3. Elaboration on potential future applications: I think the reconstructed datasets would be impactful and have broad utility, but their applications are written in a generic way. To increase the impact of this paper, I recommend expanding the discussion to explicitly list potential future applications of this dataset. Specific examples could be to use this 4D dataset to spin up ocean biogeochemical models, or investigate nutrient stoichiometric changes, etc.
Minor comments:
- Section 2.1: Oxygen is a fundamental tracer for remineralization and is physically coupled with nutrients via the Redfield ratio and AOU, but is not included in the predictors. Can the authors explain why it is not included? Is it because many datasets lack this property?
- Table 1: The salinity data count increases after quality control.
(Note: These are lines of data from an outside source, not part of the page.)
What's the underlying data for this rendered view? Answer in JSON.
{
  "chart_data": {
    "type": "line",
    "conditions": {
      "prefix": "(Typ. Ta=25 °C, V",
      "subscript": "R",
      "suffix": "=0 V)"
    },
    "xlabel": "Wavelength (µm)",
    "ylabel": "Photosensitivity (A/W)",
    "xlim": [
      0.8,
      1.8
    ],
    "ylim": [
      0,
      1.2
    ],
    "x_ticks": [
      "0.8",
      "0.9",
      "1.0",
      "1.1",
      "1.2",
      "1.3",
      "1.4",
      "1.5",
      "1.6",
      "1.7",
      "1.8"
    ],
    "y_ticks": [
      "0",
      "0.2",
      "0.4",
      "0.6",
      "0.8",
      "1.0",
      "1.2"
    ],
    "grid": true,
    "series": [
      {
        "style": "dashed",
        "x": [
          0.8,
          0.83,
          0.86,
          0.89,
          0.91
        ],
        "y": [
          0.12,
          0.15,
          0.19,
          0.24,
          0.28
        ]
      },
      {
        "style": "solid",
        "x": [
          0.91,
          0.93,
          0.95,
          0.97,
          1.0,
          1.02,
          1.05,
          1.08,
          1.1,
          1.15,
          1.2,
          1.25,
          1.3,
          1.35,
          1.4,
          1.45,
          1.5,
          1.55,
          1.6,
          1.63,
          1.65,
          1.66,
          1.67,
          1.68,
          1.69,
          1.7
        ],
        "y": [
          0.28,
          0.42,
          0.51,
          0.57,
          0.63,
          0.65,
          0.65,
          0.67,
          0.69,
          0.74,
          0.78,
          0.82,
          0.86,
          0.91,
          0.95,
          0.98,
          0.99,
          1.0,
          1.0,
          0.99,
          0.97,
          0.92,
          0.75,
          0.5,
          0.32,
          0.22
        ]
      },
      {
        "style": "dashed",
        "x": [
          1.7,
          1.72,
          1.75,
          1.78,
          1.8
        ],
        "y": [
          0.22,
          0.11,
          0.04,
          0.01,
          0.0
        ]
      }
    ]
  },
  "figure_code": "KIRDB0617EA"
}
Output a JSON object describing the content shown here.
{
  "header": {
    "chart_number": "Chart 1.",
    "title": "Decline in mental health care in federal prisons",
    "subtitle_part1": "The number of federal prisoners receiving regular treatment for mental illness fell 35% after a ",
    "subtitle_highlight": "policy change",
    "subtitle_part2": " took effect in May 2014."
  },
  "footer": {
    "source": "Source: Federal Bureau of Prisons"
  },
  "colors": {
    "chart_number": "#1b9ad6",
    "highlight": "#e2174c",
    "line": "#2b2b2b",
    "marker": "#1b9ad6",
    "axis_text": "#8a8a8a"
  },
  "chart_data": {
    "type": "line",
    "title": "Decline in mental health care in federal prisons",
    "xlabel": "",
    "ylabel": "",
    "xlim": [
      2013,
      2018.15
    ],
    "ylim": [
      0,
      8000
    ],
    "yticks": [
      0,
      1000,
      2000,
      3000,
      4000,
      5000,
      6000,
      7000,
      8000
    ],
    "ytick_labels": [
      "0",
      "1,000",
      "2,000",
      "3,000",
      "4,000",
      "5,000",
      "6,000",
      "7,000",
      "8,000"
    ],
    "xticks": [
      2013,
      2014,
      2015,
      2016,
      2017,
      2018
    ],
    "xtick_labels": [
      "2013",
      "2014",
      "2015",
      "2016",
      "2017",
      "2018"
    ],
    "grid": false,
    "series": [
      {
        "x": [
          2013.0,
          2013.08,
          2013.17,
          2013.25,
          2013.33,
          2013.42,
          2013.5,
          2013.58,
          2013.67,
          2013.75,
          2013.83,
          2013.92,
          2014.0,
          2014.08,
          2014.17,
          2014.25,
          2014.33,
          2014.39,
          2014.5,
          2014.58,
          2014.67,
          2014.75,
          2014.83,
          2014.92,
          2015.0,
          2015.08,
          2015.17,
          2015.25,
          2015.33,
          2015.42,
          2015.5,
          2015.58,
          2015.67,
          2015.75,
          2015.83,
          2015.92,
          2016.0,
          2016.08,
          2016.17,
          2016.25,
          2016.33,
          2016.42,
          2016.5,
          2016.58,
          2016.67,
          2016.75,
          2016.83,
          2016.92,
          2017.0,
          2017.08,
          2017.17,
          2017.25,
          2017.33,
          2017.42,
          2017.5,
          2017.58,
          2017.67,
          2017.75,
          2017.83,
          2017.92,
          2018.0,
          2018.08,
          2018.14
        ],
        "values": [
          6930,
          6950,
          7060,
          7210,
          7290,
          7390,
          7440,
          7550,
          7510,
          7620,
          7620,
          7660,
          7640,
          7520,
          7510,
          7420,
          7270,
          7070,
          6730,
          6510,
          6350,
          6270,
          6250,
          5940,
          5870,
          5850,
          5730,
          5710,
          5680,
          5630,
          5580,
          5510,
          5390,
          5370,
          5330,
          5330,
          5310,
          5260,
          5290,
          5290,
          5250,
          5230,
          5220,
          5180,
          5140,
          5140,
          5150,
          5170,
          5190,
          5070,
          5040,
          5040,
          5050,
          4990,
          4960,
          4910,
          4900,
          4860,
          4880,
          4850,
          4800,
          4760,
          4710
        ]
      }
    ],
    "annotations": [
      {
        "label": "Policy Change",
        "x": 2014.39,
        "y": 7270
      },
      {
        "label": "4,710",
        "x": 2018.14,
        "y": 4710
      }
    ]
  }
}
Typo?
- Figure 3a: Hard to visualize the low station counts in the open ocean. Consider plotting the colorbar in log scale?
- Line 373: The model performance for NO2 is notably lower (R^2 = 0.32–0.72) compared to other nutrients. Given that NO2 is biologically dynamic, the utility of a T/S-based reconstruction is questionable. Consider removing NO2 from the primary dataset or flagging it with a high-uncertainty warning?
- Line 417: The manuscript notes that "most data points are located above 2,000 m." How should we interpret the deep data then? Do they have larger RMSE? If so, to what extent can the reconstructed deep nutrient fields be considered reliable for full-depth modeling applications?